There’s a perception out there that for us professional artists, painting comes fairly easy…after all, we were born with the gift. Well that idea, at least for me, is very far from the truth. In fact, painting seems to become more difficult, maybe that’s because taste level, knowledge, and expectations exceed ability.
The painting featured here is a case in point. Although I am very pleased with the end result, nothing about it went smoothly…nothing…from beginning to end.
The idea for this work actually began as one of many “Italian scene” painting ideas submitted to a client for a possible commission. I later selected from the submitted group the color study shown here as inspiration for a larger studio work. Before doing so however, I inverted the image. It turned out to be a good decision. The study was done using white, ultramarine blue, alizarin crimson, and cadmium yellow pale. The subject of the painting is a sunlit Italian coastal scene set in the month of May. Summer has not arrived, the foliage is still rich and lush.

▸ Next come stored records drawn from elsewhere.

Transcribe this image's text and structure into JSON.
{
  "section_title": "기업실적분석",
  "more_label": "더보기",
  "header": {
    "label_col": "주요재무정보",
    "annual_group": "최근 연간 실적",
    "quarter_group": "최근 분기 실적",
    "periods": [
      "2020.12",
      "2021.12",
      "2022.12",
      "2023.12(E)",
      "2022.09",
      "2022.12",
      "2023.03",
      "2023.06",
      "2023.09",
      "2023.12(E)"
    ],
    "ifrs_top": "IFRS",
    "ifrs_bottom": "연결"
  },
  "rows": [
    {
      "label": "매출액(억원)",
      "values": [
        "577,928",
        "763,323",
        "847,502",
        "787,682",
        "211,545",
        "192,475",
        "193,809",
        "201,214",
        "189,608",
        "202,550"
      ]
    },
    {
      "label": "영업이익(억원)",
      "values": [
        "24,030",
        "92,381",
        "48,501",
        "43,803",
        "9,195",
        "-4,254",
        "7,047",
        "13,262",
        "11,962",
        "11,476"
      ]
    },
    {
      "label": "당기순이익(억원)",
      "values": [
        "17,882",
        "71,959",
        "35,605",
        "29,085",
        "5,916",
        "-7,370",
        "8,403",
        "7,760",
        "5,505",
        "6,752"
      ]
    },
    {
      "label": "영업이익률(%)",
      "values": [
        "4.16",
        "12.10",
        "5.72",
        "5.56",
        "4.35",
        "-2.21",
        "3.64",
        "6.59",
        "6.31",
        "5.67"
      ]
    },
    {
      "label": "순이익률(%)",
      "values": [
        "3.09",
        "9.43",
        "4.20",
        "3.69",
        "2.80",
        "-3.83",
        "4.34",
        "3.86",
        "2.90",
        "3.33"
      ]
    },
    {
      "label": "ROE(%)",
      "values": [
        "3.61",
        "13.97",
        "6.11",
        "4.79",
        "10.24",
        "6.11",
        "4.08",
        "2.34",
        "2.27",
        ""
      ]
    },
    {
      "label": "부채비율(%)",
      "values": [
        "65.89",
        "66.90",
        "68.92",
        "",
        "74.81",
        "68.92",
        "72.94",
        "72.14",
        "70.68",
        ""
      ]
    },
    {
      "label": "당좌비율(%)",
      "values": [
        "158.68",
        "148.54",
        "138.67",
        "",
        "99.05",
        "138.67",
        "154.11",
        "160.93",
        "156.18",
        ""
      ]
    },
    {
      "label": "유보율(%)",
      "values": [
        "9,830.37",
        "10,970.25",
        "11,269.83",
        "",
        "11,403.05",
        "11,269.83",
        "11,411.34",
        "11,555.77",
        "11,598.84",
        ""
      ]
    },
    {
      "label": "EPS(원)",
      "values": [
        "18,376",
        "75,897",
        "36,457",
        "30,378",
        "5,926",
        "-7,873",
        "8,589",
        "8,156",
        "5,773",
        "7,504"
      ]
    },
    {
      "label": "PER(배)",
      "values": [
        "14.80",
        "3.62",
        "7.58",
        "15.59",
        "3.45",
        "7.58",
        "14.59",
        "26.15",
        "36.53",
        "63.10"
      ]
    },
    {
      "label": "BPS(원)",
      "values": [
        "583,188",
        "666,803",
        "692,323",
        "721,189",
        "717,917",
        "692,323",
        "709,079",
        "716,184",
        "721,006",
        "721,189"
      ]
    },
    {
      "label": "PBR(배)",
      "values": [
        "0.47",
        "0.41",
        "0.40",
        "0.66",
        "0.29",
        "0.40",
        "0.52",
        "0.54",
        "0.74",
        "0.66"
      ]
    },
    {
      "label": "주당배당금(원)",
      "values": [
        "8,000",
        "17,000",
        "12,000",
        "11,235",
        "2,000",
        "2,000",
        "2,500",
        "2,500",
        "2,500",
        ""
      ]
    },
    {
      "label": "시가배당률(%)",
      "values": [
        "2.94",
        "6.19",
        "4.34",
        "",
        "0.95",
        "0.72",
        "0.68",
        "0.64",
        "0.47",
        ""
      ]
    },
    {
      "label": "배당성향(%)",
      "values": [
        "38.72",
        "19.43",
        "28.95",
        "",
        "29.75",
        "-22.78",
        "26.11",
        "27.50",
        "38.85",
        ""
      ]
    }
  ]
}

Before beginning the studio painting, I experimented with other color choices. Ultramarine blue was replaced with Prussian blue and cadmium yellow pale with lemon yellow. A color wheel was created. Being able to create a wide variety of interesting greens was the starting point for palette selection.
I have used a limited palette of just the primary colors since the mid-eighties, so that is always the starting point. You may notice from the color wheel, shown above, that the center of the wheel contains three values of gray. The darkest ring contains the three primaries mixed together, and the other two values have white added. I discovered this palette yields an almost pure neutral.
Additionally, for this painting, some extra yellows were added: yellow ochre, and cadmium yellow medium. As you can see, all of the yellows have been mixed with Prussian blue. Cadmium yellow light was also tried but was rejected because of its closeness to lemon yellow.
This is only the second time I’ve used Prussian blue. The color was first discovered in 1704 and widely used, but there has also been considerable controversy as to its permanence. Winsor and Newton gives it an “A” rating (Permanent), equal to most of their cadmium colors…and more permanent than the popular alizarin crimson…so I am comfortable with that. Phthalocyanine blue would be a suitable replacement. Beware however, Prussian blue and phalo blue are very powerful. Both are greenish blues and have tremendous tinting strength. Just a dab goes a long way.
In selecting Prussian blue, my thinking was it would be a more suitable color for capturing the tree covered hills descending toward Lake Como. By adding additional yellows it would also be possible to mix a greater variety of greens. Having used Prussian blue one other time, it had worked well for the color charts, but on this larger painting with so much green it was difficult to control. Ultimately, I regret selecting the color. It’s just too strong for my color sense. Don’t suspect I’ll be using it again.
Color is an important part of painting. Some artists believe it is the most important part. I don’t agree. The reason for my position is that masterful paintings have been achieved using no color, just black and white. Also, it’s value that establishes the mood of a painting, not color. Color only enhances it.
Having instructed many students over the years in the basics of creating a solid painting, I have stressed the importance of having a clear concept, a well organized composition, accurate drawing, a simple value structure, harmonious color, technical excellence…and even appropriate framing. All these elements are important, but concept needs to reign supreme. What do I mean by concept? It is what the artist chooses to communicate through the painting…and every one of the basic building blocks mentioned above, need to support that concept. It’s important to keep your original idea in mind throughout the painting process. When working from photos particularly, it is very easy to lose sight of the original idea and allow the photo to determine the ultimate appearance of the painting. I continually have this problem whether working from photos or not. I need to constantly remind myself to slow down and think through what is most important before ever putting brush to canvas.
Once all the work above was completed, a 32″ x 46″ canvas was selected. Normally, on large canvases, I begin with a full monochromatic value block-in. This time I decided to jump right in with color on the white canvas…another mistake.
As the painting proceeded, it was necessary to redesign some of the architecture, as well as parts of the retaining wall. Since the original design was inverted, I felt the water needed additional consideration. With no suitable reference for what I wanted to achieve, the water was painted from imagination.
Nothing about this painting was easy. The palette selection presented difficulties throughout that had to be overcome. Because of the intensity of the colors selected, almost all paint mixtures had to be neutralized. Also, the drawing was involved, complex, and time consuming. Accurate perspective and proportion were foremost in mind. There was a lot of drawing, and redrawing until everything occupied its proper space. Even the framing created a whole set of issues. A custom made gold leaf frame was ordered from an out-of-state frame builder, but when it finally arrive it was the wrong size. Challenge upon frustrating challenge…but hey, everything eventually worked out. I’m pleased with the result. Response to the work has been amazing…and that, dear friends, makes the challenge and anxious moments all worthwhile.